Deciding on a Treatment
Finding the right treatment is not like choosing wallpaper. You’re not looking for what works best for your personality, but rather depending on the recommendation of your doctor who can customize your treatment depending on the severity, type, and triggers of your depression.
For some, lifestyle changes like exercise and relaxation may be all that’s recommended. Others may benefit from talk therapy. Still more may require lifestyle changes in combination with therapy and/or medication.
Here’s a breakdown of various types of psychotherapy:
Cognitive Behavior Therapy (CBT)
Once you’re feeling a little better or begin practicing lifestyle strategies like exercise or relaxation or start medication, your doctor may recommend cognitive behavior therapy (CBT). It’s not appropriate for everyone, but often people have long-established patterns of thinking that are dysfunctional and nonproductive. “As long as those patterns persist, they can interfere with your ability to get better,” says Halaris. Let’s say your mom criticizes you, and you feel bad about it. Your automatic response to her criticism is that you’re no good. Therapy helps you understand your feelings about the criticism, and let go of the automatic response by replacing it with a positive one like ‘I have an excellent career.’ Therapy usually lasts once weekly for three to four months.
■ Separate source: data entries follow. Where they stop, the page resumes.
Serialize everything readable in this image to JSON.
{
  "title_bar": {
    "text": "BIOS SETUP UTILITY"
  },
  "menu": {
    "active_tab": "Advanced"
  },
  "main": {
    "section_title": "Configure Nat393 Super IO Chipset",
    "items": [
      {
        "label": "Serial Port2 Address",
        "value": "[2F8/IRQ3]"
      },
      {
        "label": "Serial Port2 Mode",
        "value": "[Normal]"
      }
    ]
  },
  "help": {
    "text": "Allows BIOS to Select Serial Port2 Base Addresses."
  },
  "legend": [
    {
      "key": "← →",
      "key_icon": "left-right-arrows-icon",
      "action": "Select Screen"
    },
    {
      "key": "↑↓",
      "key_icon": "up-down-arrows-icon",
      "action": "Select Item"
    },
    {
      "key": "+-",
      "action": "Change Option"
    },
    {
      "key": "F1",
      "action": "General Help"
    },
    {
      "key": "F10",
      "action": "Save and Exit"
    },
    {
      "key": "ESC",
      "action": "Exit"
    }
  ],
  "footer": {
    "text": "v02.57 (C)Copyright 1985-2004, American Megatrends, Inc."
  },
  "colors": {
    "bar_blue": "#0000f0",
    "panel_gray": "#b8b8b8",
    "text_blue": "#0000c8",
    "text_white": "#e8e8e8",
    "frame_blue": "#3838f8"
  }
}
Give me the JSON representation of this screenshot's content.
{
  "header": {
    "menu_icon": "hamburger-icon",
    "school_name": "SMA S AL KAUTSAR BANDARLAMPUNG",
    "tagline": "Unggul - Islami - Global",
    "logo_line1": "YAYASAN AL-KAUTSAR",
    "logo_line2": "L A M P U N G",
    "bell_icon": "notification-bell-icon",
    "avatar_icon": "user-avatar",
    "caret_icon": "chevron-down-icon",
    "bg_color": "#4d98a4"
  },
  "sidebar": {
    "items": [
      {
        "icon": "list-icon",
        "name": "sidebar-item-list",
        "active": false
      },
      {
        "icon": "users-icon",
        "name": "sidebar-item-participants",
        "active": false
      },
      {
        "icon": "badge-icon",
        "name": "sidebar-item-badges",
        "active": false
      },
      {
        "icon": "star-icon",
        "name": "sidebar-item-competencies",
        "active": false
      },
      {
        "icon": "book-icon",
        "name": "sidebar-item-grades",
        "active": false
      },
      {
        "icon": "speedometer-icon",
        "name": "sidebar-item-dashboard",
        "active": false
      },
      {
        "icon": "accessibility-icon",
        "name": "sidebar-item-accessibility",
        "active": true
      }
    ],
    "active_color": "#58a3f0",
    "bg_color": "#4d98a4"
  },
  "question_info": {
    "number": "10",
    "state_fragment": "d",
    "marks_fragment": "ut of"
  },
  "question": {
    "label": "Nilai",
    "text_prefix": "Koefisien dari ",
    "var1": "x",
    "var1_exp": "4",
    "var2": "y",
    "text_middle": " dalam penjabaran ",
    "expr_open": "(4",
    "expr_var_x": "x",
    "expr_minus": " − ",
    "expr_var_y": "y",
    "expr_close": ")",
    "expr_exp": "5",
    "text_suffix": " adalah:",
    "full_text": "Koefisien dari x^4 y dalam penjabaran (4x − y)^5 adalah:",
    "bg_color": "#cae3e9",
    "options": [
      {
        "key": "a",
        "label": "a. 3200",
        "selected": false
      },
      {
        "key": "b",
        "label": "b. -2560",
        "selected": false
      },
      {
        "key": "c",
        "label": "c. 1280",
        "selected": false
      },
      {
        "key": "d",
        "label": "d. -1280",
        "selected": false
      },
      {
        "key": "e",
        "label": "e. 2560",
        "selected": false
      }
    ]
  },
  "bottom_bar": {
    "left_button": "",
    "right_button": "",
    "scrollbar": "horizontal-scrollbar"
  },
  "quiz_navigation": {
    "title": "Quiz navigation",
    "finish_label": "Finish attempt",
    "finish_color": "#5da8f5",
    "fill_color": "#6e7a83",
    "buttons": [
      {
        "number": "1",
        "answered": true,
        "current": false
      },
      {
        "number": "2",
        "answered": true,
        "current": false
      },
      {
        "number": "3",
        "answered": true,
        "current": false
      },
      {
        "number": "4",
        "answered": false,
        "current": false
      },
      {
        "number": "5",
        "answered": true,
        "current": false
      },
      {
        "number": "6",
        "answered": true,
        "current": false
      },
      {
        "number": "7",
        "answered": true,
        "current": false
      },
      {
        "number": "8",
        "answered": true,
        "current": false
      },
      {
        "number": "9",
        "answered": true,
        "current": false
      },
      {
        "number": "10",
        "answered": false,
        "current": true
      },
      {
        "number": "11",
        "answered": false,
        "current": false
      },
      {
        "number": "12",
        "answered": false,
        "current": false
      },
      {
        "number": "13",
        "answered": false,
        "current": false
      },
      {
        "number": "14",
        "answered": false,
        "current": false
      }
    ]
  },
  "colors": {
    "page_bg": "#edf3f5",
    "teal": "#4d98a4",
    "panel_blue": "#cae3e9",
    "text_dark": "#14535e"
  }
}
Interpersonal therapy (IPT) is based on the idea that improving your communication skills and patterns, as well as the way you relate to others, can help your depression. Your therapist will focus on issues concerning your relationships such as disputes with friends or family, divorce, or work conflicts, and find better ways to help you deal with them. IPT analyzes how you interact with people and if your interactions cause problems, how to correct them, and how to change those behaviors. Your therapist may help you explore the triggers that influence your depression such as grief, loss, or transition. Therapy usually takes place weekly for two to four months. A maintenance phase is often recommended with monthly follow-up visits.
Psychodynamic therapy focuses on gaining insight about how your emotions affect your behaviors. Therapists and patients work very closely to find problematic patterns and help you understand and correct them. This type of therapy may be used along with CBT or IPT. Research published by the American Psychological Association found this therapy grows more powerful after treatment ends, meaning patients later discover even more meaning from their past therapy once it’s ended. These therapies can last several months to many years.
Medication and Therapy
In addition to therapy, “medications are the cornerstone of treatment for depression,” says Halaris. There are a number of antidepressant medications on the market; the most common are Selective Serotonin Reuptake Inhibitors (SSRIs), which work by increasing serotonin, a neurotransmitter in the brain.
Other classes of medications include:
- Serotonin Norepinephrine Reuptake Inhibitors (SNRIs)
Sometimes, doctors will prescribe other psychiatric medications in addition to antidepressants.
Through trial and error, you can find the right combination of therapy and medication to ease your depression. Work closely with your doctor until your symptoms improve and your depression is managed.
“The brain of the psychiatrist is like a computer into which you feed data, and the computer needs to do a data integration at a very high speed and come up with the best match as far as choice of medication,” says Halaris.
Most medications take four to six weeks before you notice an affect. You may be on medication for six months, a year, or longer. It is important to discontinue antidepressant medication gradually under the supervision of your doctor since abruptly stopping an antidepressant can have serious physical and emotional withdrawal effects. If you’ve had several episodes of moderate to severe depression, you may need to remain on medication longer or indefinitely.